Afghan President Hamid Karzai viewed the announcement as good news. He has pushed for a faster withdrawal of international troops, arguing that his country is sovereign and should control its own fate.
He persuaded NATO to agree on a 2014 deadline for the departure of foreign combat troops just over two years ago. He and Obama also agreed last month for Afghan troops to take the lead for security around the country this spring – months ahead of schedule – as foreign forces take the backseat and shift to an advisory and training role.
"This is something Afghanistan has wanted for so long now," Karzai's office said.
He also applauded Obama's commitment to speed up the timetable for handing over the lead for security to Afghan forces. "The withdrawal in the spring of foreign forces from Afghan villages will definitely help in ensuring peace and full security in Afghanistan."
Obama said the first 34,000 troops will leave Afghanistan within a year.
So far, no decision has been made about how many U.S. troops could remain in the country after December 2014 when most foreign forces will have left. Administration officials have said they are considering a residual U.S. troop presence of as few as 3,000 and as many as 15,000.
The Afghan Defense Ministry said it was prepared for the responsibility.

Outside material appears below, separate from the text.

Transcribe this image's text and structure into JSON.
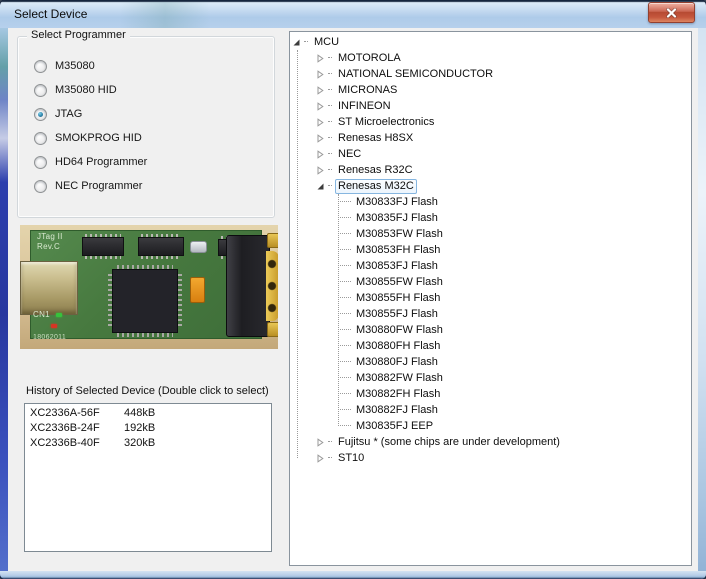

"We welcome the decision," Defense Ministry spokesman Mohammad Zahir Azimi told The Associated Press. "We are ready to fill the vacuum and we are ready to take full responsibility for security in 2013."
Some Afghans disagreed and said they were taken aback that so many American troops would leave even before the 2014 deadline. Persistent violence and a spate of so-called insider attacks by Afghan troops against their foreign partners have raised concern about the readiness of government forces to take over their own security.
"I was surprised with this number and I didn't expect that 34,000 U.S. troops will leave Afghanistan," former army Gen. Amrullah Aman, adding that he thinks the Afghan army is too weak to defend the country.
"They don't have equipment, there is no air force," he said.
The Taliban welcomed the drawdown, but said the entire U.S.-led coalition should leave immediately.
Many Afghans, however, fear that any quick drawdown will destabilize a country that is still fighting insurgents more than 11 years after the American invasion.
More importantly, many of those who supported America's intervention think the U.S. has not fulfilled what they perceived was a promise to leave Afghanistan a safe and economically stable country.
"America decided to come to Afghanistan, they decided to stay in Afghanistan, and now they are about to make the other decision to leave Afghanistan," said military analyst Abdul Hadi Khalid, a former deputy interior minister. "Unfortunately, they are leaving us with many challenges."
He said the Taliban was ousted from power in 2001, but have since reasserted control of large swaths of the country. Afghanistan, one of the poorest countries in the world, also is mired in corruption.
"The promises were that they will struggle and defeat terrorism and extremism and also help Afghanistan. But unfortunately they have not defeated terrorism and extremism in Afghanistan or the region, and now they are leaving us with more problems," Khalid said.
Mohammad Nahim, a 45-year-old Kabul restaurant owner, recalled the civil war that followed in the years after the Soviet withdrawal in 1989, and said he was worried history would be repeated.
"If all the troops leave, the future of the country is dark," Nahim said.
"I don't believe Afghan forces can keep security. ... There is still fighting in the provinces."
Confusion over Obama's claim that the war is over reflects what Afghans perceive as America's changing goals in the war, which has claimed the lives of 2,045 U.S. military personnel.
It invaded after the Sept. 11 attacks to get rid of al-Qaida and the Taliban – which it did with the support of many Afghans. But in the following years when attention and military might was redirected to Iraq, the Taliban came back.
In late 2009, Obama sent tens of thousands of reinforcements to deal with the resurgence. By mid-2010, the United States had more than 100,000 troops in Afghanistan. At the time, the U.S. was also spending billions of dollars on a costly counterinsurgency strategy that had all the hallmarks of nation-building.
In some of the country's eastern provinces, where coalition forces have been fighting a resurgent Taliban with mixed success, Afghans expressed concern.
Aziza Maisam, a member of the provincial council in Ghazni province, said she feared for women if the repressive Taliban should make a comeback.
"The situation is bad and insecure in Ghazni province. It is a premature decision by Obama to withdraw the troops," she said. "The fighting is not over as President Obama said."